Scan for request smuggling in fiber

How Request Smuggling Manifests in Fiber

Request smuggling in Fiber applications occurs when the server misinterprets the boundaries between HTTP requests, allowing attackers to hide malicious payloads in HTTP message framing. This vulnerability is particularly relevant in Fiber because of its HTTP/2 support and middleware processing pipeline.

The most common manifestation in Fiber is through HTTP/2 request smuggling. When Fiber upgrades connections to HTTP/2 (which it does automatically when clients support it), the framing layer can be manipulated. An attacker might send a request where the Content-Length header conflicts with the actual payload size, causing Fiber to process the next request's headers as part of the current request's body.

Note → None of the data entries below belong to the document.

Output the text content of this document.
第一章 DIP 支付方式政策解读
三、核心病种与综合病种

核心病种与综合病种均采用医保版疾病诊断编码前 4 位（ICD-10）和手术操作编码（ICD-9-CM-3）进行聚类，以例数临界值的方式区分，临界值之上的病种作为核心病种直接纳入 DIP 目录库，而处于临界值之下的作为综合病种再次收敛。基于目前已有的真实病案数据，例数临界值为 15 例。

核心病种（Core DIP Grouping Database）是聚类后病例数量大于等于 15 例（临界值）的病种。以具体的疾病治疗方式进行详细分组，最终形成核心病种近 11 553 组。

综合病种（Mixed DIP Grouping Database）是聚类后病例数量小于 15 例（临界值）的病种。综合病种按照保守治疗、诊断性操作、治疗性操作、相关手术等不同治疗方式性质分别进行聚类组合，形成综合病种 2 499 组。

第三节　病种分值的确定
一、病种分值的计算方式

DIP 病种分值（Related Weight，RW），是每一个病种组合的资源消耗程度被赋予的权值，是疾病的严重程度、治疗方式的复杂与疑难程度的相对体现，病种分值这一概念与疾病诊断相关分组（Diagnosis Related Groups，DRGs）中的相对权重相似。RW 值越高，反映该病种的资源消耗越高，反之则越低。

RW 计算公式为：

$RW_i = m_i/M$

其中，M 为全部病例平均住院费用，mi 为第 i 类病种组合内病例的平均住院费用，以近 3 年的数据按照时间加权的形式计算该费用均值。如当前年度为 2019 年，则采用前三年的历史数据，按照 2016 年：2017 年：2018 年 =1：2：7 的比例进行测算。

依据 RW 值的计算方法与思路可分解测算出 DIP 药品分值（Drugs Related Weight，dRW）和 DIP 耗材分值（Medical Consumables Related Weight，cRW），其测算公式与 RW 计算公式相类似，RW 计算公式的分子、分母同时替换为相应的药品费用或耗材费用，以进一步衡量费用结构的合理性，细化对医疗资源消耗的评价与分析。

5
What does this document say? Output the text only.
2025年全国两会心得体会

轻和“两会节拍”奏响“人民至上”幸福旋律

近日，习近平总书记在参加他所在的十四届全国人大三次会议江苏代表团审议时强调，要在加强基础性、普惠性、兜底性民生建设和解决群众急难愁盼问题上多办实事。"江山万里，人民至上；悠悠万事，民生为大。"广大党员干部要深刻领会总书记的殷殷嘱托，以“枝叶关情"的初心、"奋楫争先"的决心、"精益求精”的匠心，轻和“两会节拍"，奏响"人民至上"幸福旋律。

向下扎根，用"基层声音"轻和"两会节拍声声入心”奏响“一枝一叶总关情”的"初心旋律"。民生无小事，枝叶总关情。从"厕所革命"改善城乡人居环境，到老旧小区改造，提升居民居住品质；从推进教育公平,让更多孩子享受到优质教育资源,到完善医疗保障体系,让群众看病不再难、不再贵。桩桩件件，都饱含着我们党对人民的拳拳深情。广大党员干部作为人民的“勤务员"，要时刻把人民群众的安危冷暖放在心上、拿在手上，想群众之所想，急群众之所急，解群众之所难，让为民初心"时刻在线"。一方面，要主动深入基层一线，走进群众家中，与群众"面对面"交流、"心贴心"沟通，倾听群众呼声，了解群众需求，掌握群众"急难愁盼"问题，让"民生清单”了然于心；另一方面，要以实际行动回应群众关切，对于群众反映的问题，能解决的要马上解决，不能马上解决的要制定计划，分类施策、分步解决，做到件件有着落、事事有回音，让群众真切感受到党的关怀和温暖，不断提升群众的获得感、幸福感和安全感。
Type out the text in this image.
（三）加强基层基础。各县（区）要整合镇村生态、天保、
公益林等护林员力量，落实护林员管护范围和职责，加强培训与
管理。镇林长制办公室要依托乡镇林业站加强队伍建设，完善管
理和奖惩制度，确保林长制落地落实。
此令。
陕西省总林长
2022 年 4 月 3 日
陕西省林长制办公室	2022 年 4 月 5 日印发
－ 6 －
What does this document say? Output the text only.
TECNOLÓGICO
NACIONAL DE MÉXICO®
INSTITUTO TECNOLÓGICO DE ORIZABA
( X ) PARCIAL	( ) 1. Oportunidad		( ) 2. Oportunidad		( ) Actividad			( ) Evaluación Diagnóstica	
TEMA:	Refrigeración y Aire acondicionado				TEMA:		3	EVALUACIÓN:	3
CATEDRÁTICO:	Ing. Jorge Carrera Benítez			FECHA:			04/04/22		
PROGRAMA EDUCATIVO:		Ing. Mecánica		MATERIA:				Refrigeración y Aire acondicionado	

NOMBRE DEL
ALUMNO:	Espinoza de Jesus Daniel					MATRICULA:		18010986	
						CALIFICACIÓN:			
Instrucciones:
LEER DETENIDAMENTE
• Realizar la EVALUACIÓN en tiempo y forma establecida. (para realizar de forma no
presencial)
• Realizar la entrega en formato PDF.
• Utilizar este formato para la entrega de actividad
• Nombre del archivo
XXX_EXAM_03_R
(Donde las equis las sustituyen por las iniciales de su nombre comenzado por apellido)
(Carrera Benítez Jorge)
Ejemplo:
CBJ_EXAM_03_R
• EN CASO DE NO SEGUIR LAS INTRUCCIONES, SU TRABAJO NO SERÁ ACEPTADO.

Consider this Fiber endpoint:

app.Post("/api/upload", func(c *fiber.Ctx) error {
    file, err := c.FormFile("file")
    if err != nil {
        return c.Status(fiber.StatusBadRequest).JSON(fiber.Map{"error": err.Error()})
    }
    
    // Process uploaded file
    return c.JSON(fiber.Map{"message": "File uploaded successfully"})
})

An attacker could exploit this by sending a malformed HTTP/2 request where the Content-Length header is manipulated. If Fiber's HTTP/2 parser doesn't properly validate the frame boundaries, the attacker's payload could be interpreted as part of the next request, potentially bypassing authentication middleware or accessing restricted endpoints.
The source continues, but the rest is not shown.